What Is a Conventional Loan?
As opposed to a conventional loan, an FHA home loan is backed by the federal government and insured by the Federal Housing Administration. If you’re a first time buyer or just beginning your financial journey, an FHA loan can be a good option because the requirements are less stringent.
For an FHA loan, you only need a credit score of 500 if you have enough savings to put 10% down on your home. Otherwise, you need a credit score of 580. If you have a 580 credit score or higher, the minimum down payment is 3.5%. This can be huge if you don’t have a lot of savings!
However, if you go for an FHA loan, you will have to pay what is known as a mortgage insurance premium, or an MIP. If you put down less than 10%, you pay this for your entire loan. If you put down 10% on your home, you still pay this 1.75% fee for 11 years.

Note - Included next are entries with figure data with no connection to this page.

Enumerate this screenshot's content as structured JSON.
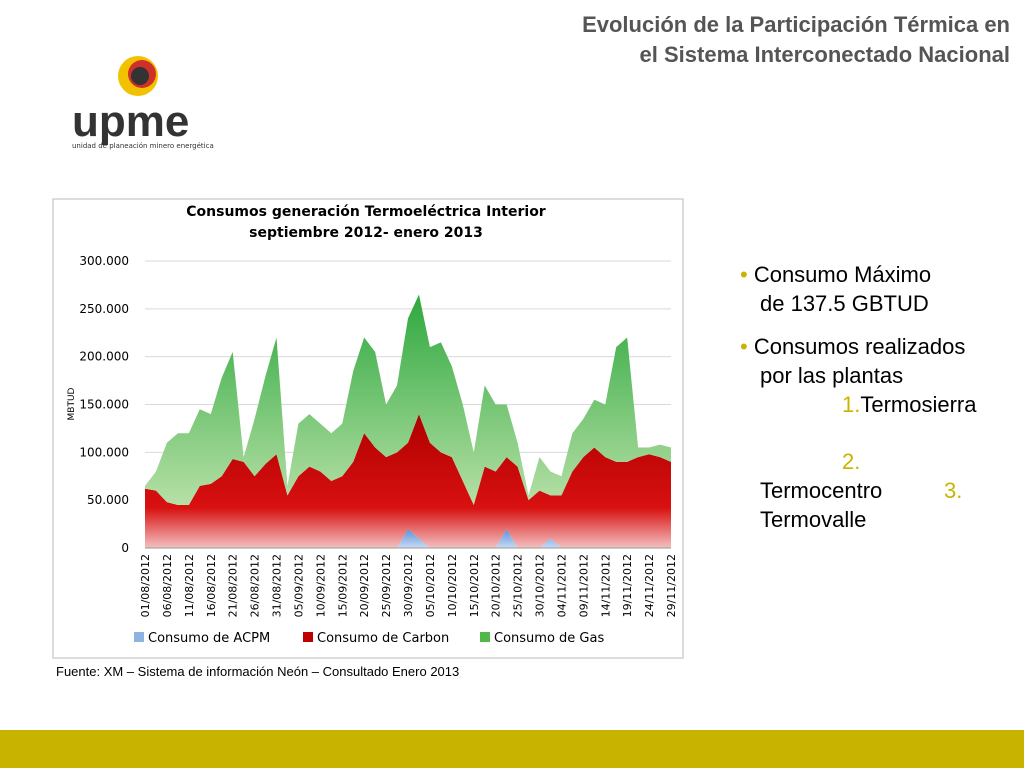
{
  "slide": {
    "title_lines": [
      "Evolución de la Participación Térmica en",
      "el Sistema Interconectado Nacional"
    ],
    "logo": {
      "name": "upme",
      "tagline": "unidad de planeación minero energética"
    },
    "bullets": [
      "Consumo Máximo",
      "de 137.5 GBTUD",
      "Consumos realizados",
      "por las plantas"
    ],
    "plants": [
      {
        "num": "1.",
        "name": "Termosierra"
      },
      {
        "num": "2.",
        "name": "Termocentro"
      },
      {
        "num": "3.",
        "name": "Termovalle"
      }
    ],
    "source": "Fuente: XM – Sistema de información Neón – Consultado Enero 2013"
  },
  "chart_data": {
    "type": "stacked_area",
    "title": "Consumos generación Termoeléctrica Interior",
    "subtitle": "septiembre 2012- enero 2013",
    "ylabel": "MBTUD",
    "categories": [
      "01/08/2012",
      null,
      "06/08/2012",
      null,
      "11/08/2012",
      null,
      "16/08/2012",
      null,
      "21/08/2012",
      null,
      "26/08/2012",
      null,
      "31/08/2012",
      null,
      "05/09/2012",
      null,
      "10/09/2012",
      null,
      "15/09/2012",
      null,
      "20/09/2012",
      null,
      "25/09/2012",
      null,
      "30/09/2012",
      null,
      "05/10/2012",
      null,
      "10/10/2012",
      null,
      "15/10/2012",
      null,
      "20/10/2012",
      null,
      "25/10/2012",
      null,
      "30/10/2012",
      null,
      "04/11/2012",
      null,
      "09/11/2012",
      null,
      "14/11/2012",
      null,
      "19/11/2012",
      null,
      "24/11/2012",
      null,
      "29/11/2012"
    ],
    "series": [
      {
        "name": "Consumo de ACPM",
        "color": "#8db3e2",
        "values": [
          0,
          0,
          0,
          0,
          0,
          0,
          0,
          0,
          0,
          0,
          0,
          0,
          0,
          0,
          0,
          0,
          0,
          0,
          0,
          0,
          0,
          0,
          0,
          0,
          20000,
          10000,
          0,
          0,
          0,
          0,
          0,
          0,
          0,
          20000,
          0,
          0,
          0,
          10000,
          0,
          0,
          0,
          0,
          0,
          0,
          0,
          0,
          0,
          0,
          0
        ]
      },
      {
        "name": "Consumo de Carbon",
        "color": "#c00000",
        "values": [
          62000,
          60000,
          48000,
          45000,
          45000,
          65000,
          67000,
          75000,
          93000,
          90000,
          75000,
          88000,
          98000,
          55000,
          75000,
          85000,
          80000,
          70000,
          75000,
          90000,
          120000,
          105000,
          95000,
          100000,
          90000,
          130000,
          110000,
          100000,
          95000,
          70000,
          45000,
          85000,
          80000,
          75000,
          85000,
          50000,
          60000,
          45000,
          55000,
          80000,
          95000,
          105000,
          95000,
          90000,
          90000,
          95000,
          98000,
          95000,
          90000
        ]
      },
      {
        "name": "Consumo de Gas",
        "color": "#4fb848",
        "values": [
          3000,
          20000,
          62000,
          75000,
          75000,
          80000,
          73000,
          103000,
          112000,
          5000,
          60000,
          92000,
          122000,
          10000,
          55000,
          55000,
          50000,
          50000,
          55000,
          95000,
          100000,
          100000,
          55000,
          70000,
          130000,
          125000,
          100000,
          115000,
          95000,
          80000,
          55000,
          85000,
          70000,
          55000,
          25000,
          5000,
          35000,
          25000,
          20000,
          40000,
          40000,
          50000,
          55000,
          120000,
          130000,
          10000,
          7000,
          13000,
          15000
        ]
      }
    ],
    "ylim": [
      0,
      300000
    ],
    "yticks": [
      0,
      {
        "value": 50000,
        "label": "50.000"
      },
      {
        "value": 100000,
        "label": "100.000"
      },
      {
        "value": 150000,
        "label": "150.000"
      },
      {
        "value": 200000,
        "label": "200.000"
      },
      {
        "value": 250000,
        "label": "250.000"
      },
      {
        "value": 300000,
        "label": "300.000"
      }
    ],
    "grid": true,
    "legend": "bottom"
  }
}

What Is the Difference Between a Conventional Loan and an FHA Loan? Exploring the Pros and Cons
Both traditional and FHA mortgages have their pros and cons. The main drawback of an FHA home loan is that you have to pay MIP no matter what. With a conventional loan, if you put enough money down, you don’t have to worry about mortgage insurance of any kind. Additionally, you can only use an FHA loan to purchase a primary residence, not for rental or investment properties. Conventional loans don’t have this same kind of requirement. However, their upfront financial requirements are stricter.
Weigh the pros and cons of both traditional and FHA loans when you’re considering purchasing a home!